FIV-positive cats can live with FIV-negative cats. The1,000 Cats Project reports that nearly 70 percent of FIV-positive cats live with other cats in the U.S. According to Glasgow University’s Companion Animal Diagnostics, there’s up to a 2 percent chance of FIV being passed from one cat to another in the same home.

The Celia Hammond Animal Trust has been running a long-term study at its sanctuary since the late 1990s. Cats with FIV groom other cats and share food bowls and litter trays. Blood tests for FIV are regularly done, and to date, no cases of transmission have happened. Cats are more likely to be bitten by an unknown feral or stray cat with FIV than a friendly, neutered/spayed FIV-positive cat living as part of the family. 

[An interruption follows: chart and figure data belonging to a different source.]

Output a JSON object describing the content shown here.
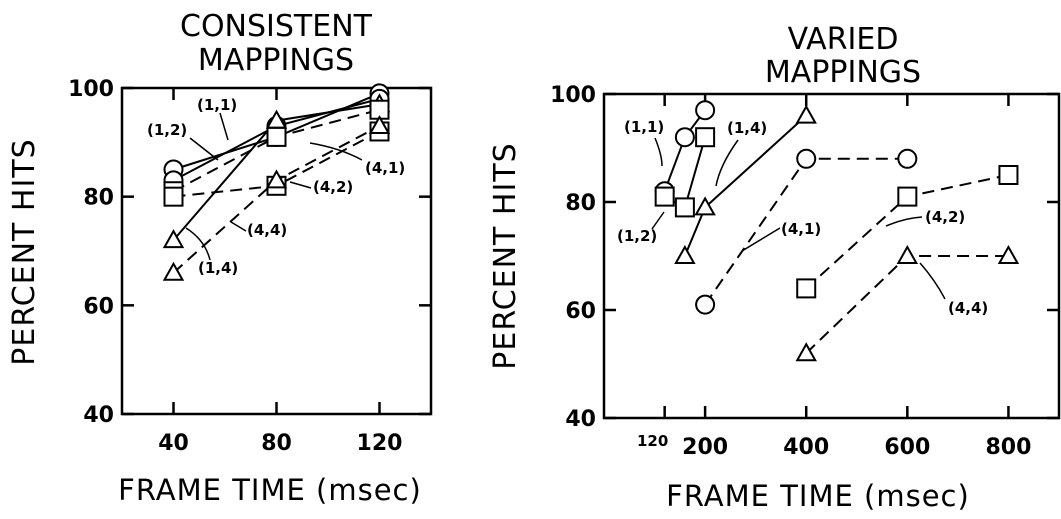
{
  "chart_data": [
    {
      "type": "line",
      "title": "CONSISTENT MAPPINGS",
      "title_lines": [
        "CONSISTENT",
        "MAPPINGS"
      ],
      "xlabel": "FRAME TIME (msec)",
      "ylabel": "PERCENT HITS",
      "xlim": [
        20,
        140
      ],
      "ylim": [
        40,
        100
      ],
      "x_ticks": [
        "40",
        "80",
        "120"
      ],
      "y_ticks": [
        "40",
        "60",
        "80",
        "100"
      ],
      "series": [
        {
          "name": "(1,1)",
          "marker": "circle",
          "line": "solid",
          "x": [
            40,
            80,
            120
          ],
          "y": [
            85,
            91,
            99
          ]
        },
        {
          "name": "(1,2)",
          "marker": "circle",
          "line": "solid",
          "x": [
            40,
            80,
            120
          ],
          "y": [
            83,
            93,
            98
          ]
        },
        {
          "name": "(1,4)",
          "marker": "triangle",
          "line": "solid",
          "x": [
            40,
            80,
            120
          ],
          "y": [
            72,
            94,
            97
          ]
        },
        {
          "name": "(4,1)",
          "marker": "square",
          "line": "dashed",
          "x": [
            40,
            80,
            120
          ],
          "y": [
            81,
            91,
            96
          ]
        },
        {
          "name": "(4,2)",
          "marker": "square",
          "line": "dashed",
          "x": [
            40,
            80,
            120
          ],
          "y": [
            80,
            82,
            92
          ]
        },
        {
          "name": "(4,4)",
          "marker": "triangle",
          "line": "dashed",
          "x": [
            40,
            80,
            120
          ],
          "y": [
            66,
            83,
            93
          ]
        }
      ],
      "annotations": [
        "(1,2)",
        "(1,1)",
        "(4,1)",
        "(4,2)",
        "(4,4)",
        "(1,4)"
      ],
      "grid": false
    },
    {
      "type": "line",
      "title": "VARIED MAPPINGS",
      "title_lines": [
        "VARIED",
        "MAPPINGS"
      ],
      "xlabel": "FRAME TIME (msec)",
      "ylabel": "PERCENT HITS",
      "xlim": [
        0,
        900
      ],
      "ylim": [
        40,
        100
      ],
      "x_ticks": [
        "120",
        "200",
        "400",
        "600",
        "800"
      ],
      "y_ticks": [
        "40",
        "60",
        "80",
        "100"
      ],
      "series": [
        {
          "name": "(1,1)",
          "marker": "circle",
          "line": "solid",
          "x": [
            120,
            160,
            200
          ],
          "y": [
            82,
            92,
            97
          ]
        },
        {
          "name": "(1,2)",
          "marker": "square",
          "line": "solid",
          "x": [
            120,
            160,
            200
          ],
          "y": [
            81,
            79,
            92
          ]
        },
        {
          "name": "(1,4)",
          "marker": "triangle",
          "line": "solid",
          "x": [
            160,
            200,
            400
          ],
          "y": [
            70,
            79,
            96
          ]
        },
        {
          "name": "(4,1)",
          "marker": "circle",
          "line": "dashed",
          "x": [
            200,
            400,
            600
          ],
          "y": [
            61,
            88,
            88
          ]
        },
        {
          "name": "(4,2)",
          "marker": "square",
          "line": "dashed",
          "x": [
            400,
            600,
            800
          ],
          "y": [
            64,
            81,
            85
          ]
        },
        {
          "name": "(4,4)",
          "marker": "triangle",
          "line": "dashed",
          "x": [
            400,
            600,
            800
          ],
          "y": [
            52,
            70,
            70
          ]
        }
      ],
      "annotations": [
        "(1,1)",
        "(1,4)",
        "(1,2)",
        "(4,1)",
        "(4,2)",
        "(4,4)"
      ],
      "grid": false
    }
  ]
}
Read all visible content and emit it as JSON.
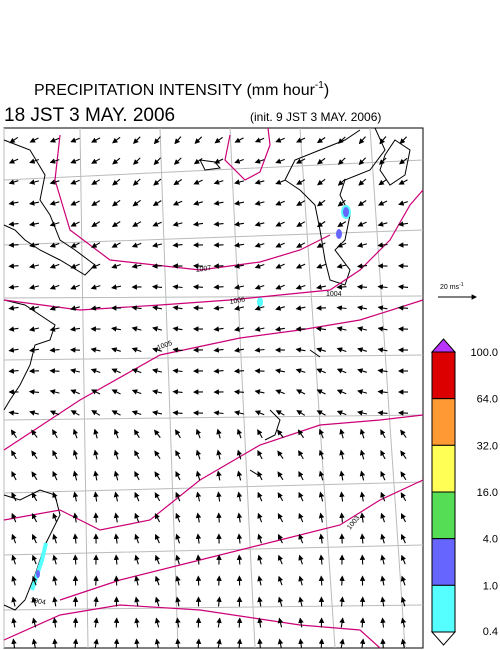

How should I look after a FIV-positive cat? 

  • Watch for minor changes in your cat’s health and behavior. Immediately report them to your vet.
  • Take your cat to the vet at least twice per year for a wellness checkup, blood count, and urine analysis.
  • Don’t feed your cat uncooked meat or eggs because of the risk of salmonella. Your cat is at a higher risk of contracting salmonellosis. It can cause high fever (often above 104°F), anorexia, vomiting, diarrhea, and abdominal pain. 
  • Make sure that your cat is spayed/neutered. Males are more likely to stray over a large area, will mark their territory with pee, and are much more likely to fight. 
  • Keep your cat inside. This protects other cats in your neighborhood and reduces your cat’s exposure to parasites carried by dogs or wild animals.